Llegaron los censistas.
Estoy con mi madre, en el sanatorio de Torrance donde ella yace desde hace cuatro años. Como afuera hace frIo y llovizna, la llevo al ‘lobby’, un cuartito de entrada con varios sillones y un acuario. Me siento, la ubico a mi lado, muy cerca, única manera de comprender lo que dice. Un minuto después un grupo de hombres y mujeres llegan y ocupan los sillones a ambos lados de donde estamos. A primera vista y con la excepción de cierta uniformidad en el estilo de vestir, no hay nada que los defina como grupo.
Hay dos afroamericanos, una mujer y un hombre, ella en sus cuarenta y claramente la lideresa del conjunto; él, muy joven. Un señor que parece actor, o presidente de empresa estadounidense, o político gringo, habla con otro de rasgos nipones.
El actor tiene acento ruso, y el otro, un acento impecable en su inglés. Un chico que parece estudiante de secundaria con una camiseta descolorida y una gorra de los Raiders. Varios más. Parecen satisfechos y motivados. Son racialmente diversos, como lo es California.
Después de un rato, sé quienes son.
Son empleados temporarios de la Oficina del Censo de Estados Unidos, que iniciaron aquel mismo día el recorrido casa por casa para contar a la gente, y que ahora se ocupaban de los residentes del sanatorio, al que recorrían por habitación. Son los censistas.
El censo de población estadounidense se efectúa, por ley, cada diez años. Los números obtenidos se desmenuzan y analizan durante años, y se publican en el internet ni bien están listos. Para los municipios, cuantifican los pagos que por diversos programas el gobierno federal hace para el beneficio de la población. De ahi parcialmente su importancia para la gente.

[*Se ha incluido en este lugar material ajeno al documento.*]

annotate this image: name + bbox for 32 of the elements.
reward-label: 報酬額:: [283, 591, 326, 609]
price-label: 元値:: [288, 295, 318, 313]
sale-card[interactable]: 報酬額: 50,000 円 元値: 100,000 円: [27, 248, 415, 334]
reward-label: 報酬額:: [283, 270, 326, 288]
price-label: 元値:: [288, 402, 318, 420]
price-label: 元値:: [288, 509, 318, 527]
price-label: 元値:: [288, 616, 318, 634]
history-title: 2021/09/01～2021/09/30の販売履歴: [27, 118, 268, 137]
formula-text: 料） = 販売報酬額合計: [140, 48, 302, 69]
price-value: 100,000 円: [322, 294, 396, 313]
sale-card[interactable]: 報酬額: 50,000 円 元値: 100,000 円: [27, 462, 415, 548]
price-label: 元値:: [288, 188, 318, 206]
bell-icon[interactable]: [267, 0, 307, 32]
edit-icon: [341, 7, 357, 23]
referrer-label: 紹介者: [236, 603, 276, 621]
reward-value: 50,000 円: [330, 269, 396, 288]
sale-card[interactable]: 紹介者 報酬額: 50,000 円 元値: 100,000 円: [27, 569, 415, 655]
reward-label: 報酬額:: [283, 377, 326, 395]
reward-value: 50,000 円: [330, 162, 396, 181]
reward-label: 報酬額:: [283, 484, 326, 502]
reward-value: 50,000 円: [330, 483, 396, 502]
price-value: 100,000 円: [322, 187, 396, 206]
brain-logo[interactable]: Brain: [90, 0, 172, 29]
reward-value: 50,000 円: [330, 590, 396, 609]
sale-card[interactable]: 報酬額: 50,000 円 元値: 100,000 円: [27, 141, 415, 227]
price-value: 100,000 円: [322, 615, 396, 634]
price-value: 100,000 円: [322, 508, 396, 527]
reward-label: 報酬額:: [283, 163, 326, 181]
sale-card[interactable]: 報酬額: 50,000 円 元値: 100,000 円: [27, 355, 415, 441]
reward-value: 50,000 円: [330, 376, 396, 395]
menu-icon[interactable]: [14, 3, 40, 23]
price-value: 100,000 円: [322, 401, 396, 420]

Para los inmigrantes, importa también por la oportunidad de pertenecer, de ser parte del resto, de al menos ilusionarse con que existe en sus vidas un proceso de integración a la sociedad circundante, y de al menos esperanzarse con que en el futuro serán aceptados.
Pues allí estaban los censistas, que como dije son casi todos empleados temporarios. Y son muchos: en todo el país, más de un millón, ganando de 10 a 18 dólares la hora. Casi todos llegan de las filas de los desempleados, y en ese sentido el Censo está cumpliendo lo que ni el gobierno anterior ni la presente administración dejaron de lado: dar trabajo a la gente desempleada.
La magnitud de esta fuente de empleo es tal, que influyó en las estadísticas laborales de este mes.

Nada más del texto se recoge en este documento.